Michael Moore groupies are to cheesy political tee shirts as worshippers of David Beckham as the metrosexual ideal are to:
a. lumber jack flannel from Eddie Bauer. b. Linkin Park concert hoodies. c. pink leather, zippered ties from Buckler. d. a hyper-large sweater by Fubu.Mmm, C? Paired with ribbed sweater vests set to show off midriffs? And near fluorescent limely pants? Possibly a black hole-shaded rabbit fur scarf? Perhaps a white leather shopping bag thinly stamped with an old English coat of arms?
Or maybe Buckler’s entire stock of fall 2004?
Still, the Britophile line’s current collection spans far from some metrosexual cliché: marking Buckler’s second New York fashion week, the clothing continues to prance as ready to wear to watch. And then wear.
As with most men’s gear, the shows are more street wear reality than Sex and the City fantasy. “I think men’s shows should have a sense of practical as most guys wish to express that in their look,” says designer Andrew Buckler. Still, “I think a show is a show: it has to bring something interesting and new to its audience so your audience remembers and understands the collection.”
And the collection flows as an easy extension of last season’s athletic aristo-luxe pieces. Naturally, fall falls in dimmer colors: old grays, burnt oranges, and midnight blues, highlighted with orangey golds and Chanel pinks and sherbet greens, versus spring/summer 2004, which marked brighter and simpler times with less complicated jackets, shades of primary colors, and sleek and zippery bondage-meets-track pants.
The autumn palette runs more city-sophisticate, from subtly bold—think Easter egg pastel polos and a lush, black-on-black rabbit fur jacket—to tastefully loud—thickly “pin”striped track pants and the aforementioned pink leather, front-zip tie.
Despite what the average American bloke may have to say about satin-covered buttons and manly pinks, the collection is self-proclaimedly “overtly masculine.”
“Buckler has always played on the masculine aspects in a mod Bond, understated but confident way,” says the Brit-born designer. It’s “his roguishness and his mismatches with some humor that make him sexy.”
Springtime captured that same classic Bond, James Bond vibe with pencil legged suits and graphic prints of coy bouffant lady-faces on tees.
It’s tee shirt and denim basics that staple spring and fall together: tees of Buckler’s trademark crest and mod prints link spring to fall, along with truly designer denim.
“After [working as head menswear designer for] Daryl K, I worked on developing slim low-rise jeans for guys. At that time there weren’t any around,” says Buckler. “I think it’s interesting how in the past jeans came as a second thought to a designer’s collections, they were and still are in some cases [just] a commodity. You can’t just take a generic jean and slap your name on it anymore, it’s become a science, the yarn, how it’s spun, where’s it from, the chemicals in the washes, it’s an incredible process. In twenty-first century designer collections your denim has to be exactly right and a focus of the collection, in the same way they spent hours stitching tailoring you need to spend hours on your jeans.”

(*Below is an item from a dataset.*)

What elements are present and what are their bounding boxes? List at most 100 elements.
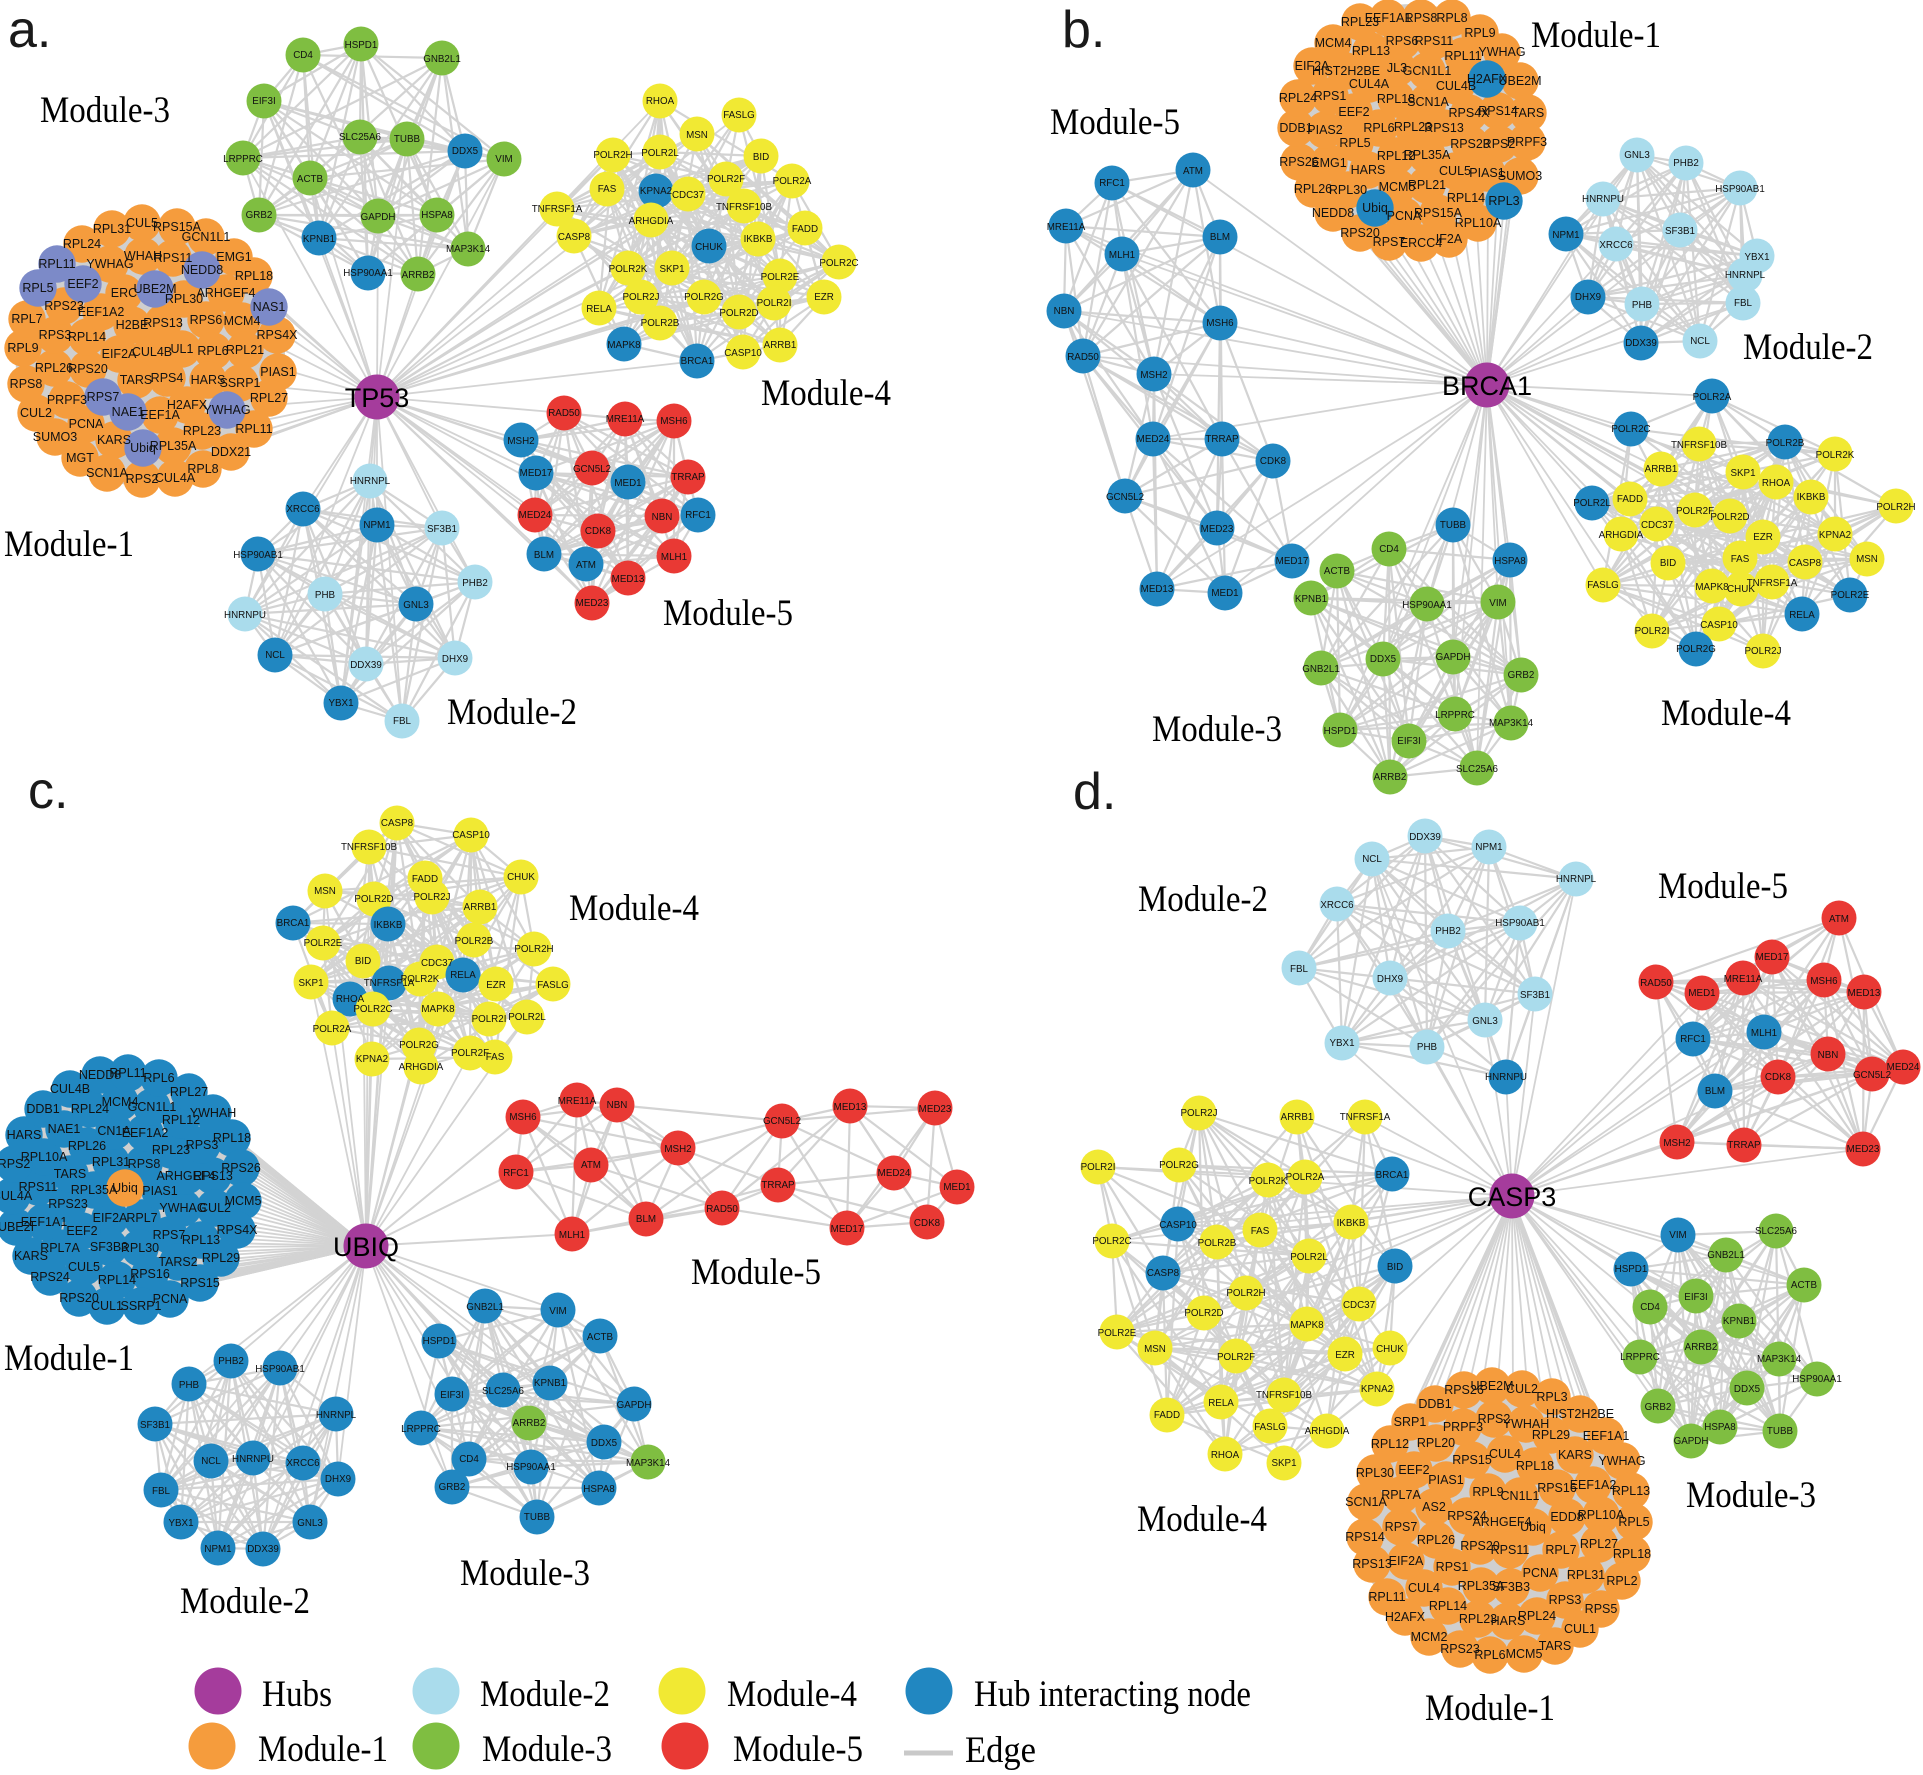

Maybe that sort of loyalty runs from:
a. Buckler’s passion for combining denim culture with a design attitude. “At the moment there’s a bit of a gulf,” says Buckler. “One the one end you got a bit down and dirty, which is a bit street-like, and on the other end you have this suit, very clean look. Buckler is about separates: you can take a suit jacket and try it on with a pair of jeans and it’s great.” b. the original “Sexy Bastard”-dubbed denim’s spawning of a line of “Sexy Bastard” underwear. It’s “a low-rise boxer brief that will sit below the waistline on low-rise jeans,” says Buckler. “There are parts of the design which are unique and being patented–it will bring a whole new aspect to men’s underwear.”Or is it
c. Buckler’s trademark coat of arms, stamping tee’s and bags and catalogues. “We wanted to use something real,” explains Buckler, likely descendant of the said Buckler, Sir Buckler. “There have been many ‘coats of arms’ used in fashion and this happened to be an actual coat of arms awarded to Sir Walter Buckler in 1544 by Henry Vlll King of England, with a great Latin slogan [“Loyal unto Death”]; it genuinely gave it some depth out side of just a fashion logo.” How about all of the above? Plus Buckler’s easy understanding of fashion as more than mere merchandise?
That sounds right, considering Buckler’s Masters of Art from the Royal College of Art. “I’m always intrigued by the way garments are made,” says Buckler, “and I design to find ways that create details that come from the construction and technology that can make them, from fabrication or mixing old ideas with new ones.”
Yeah, let’s check “all of the above.”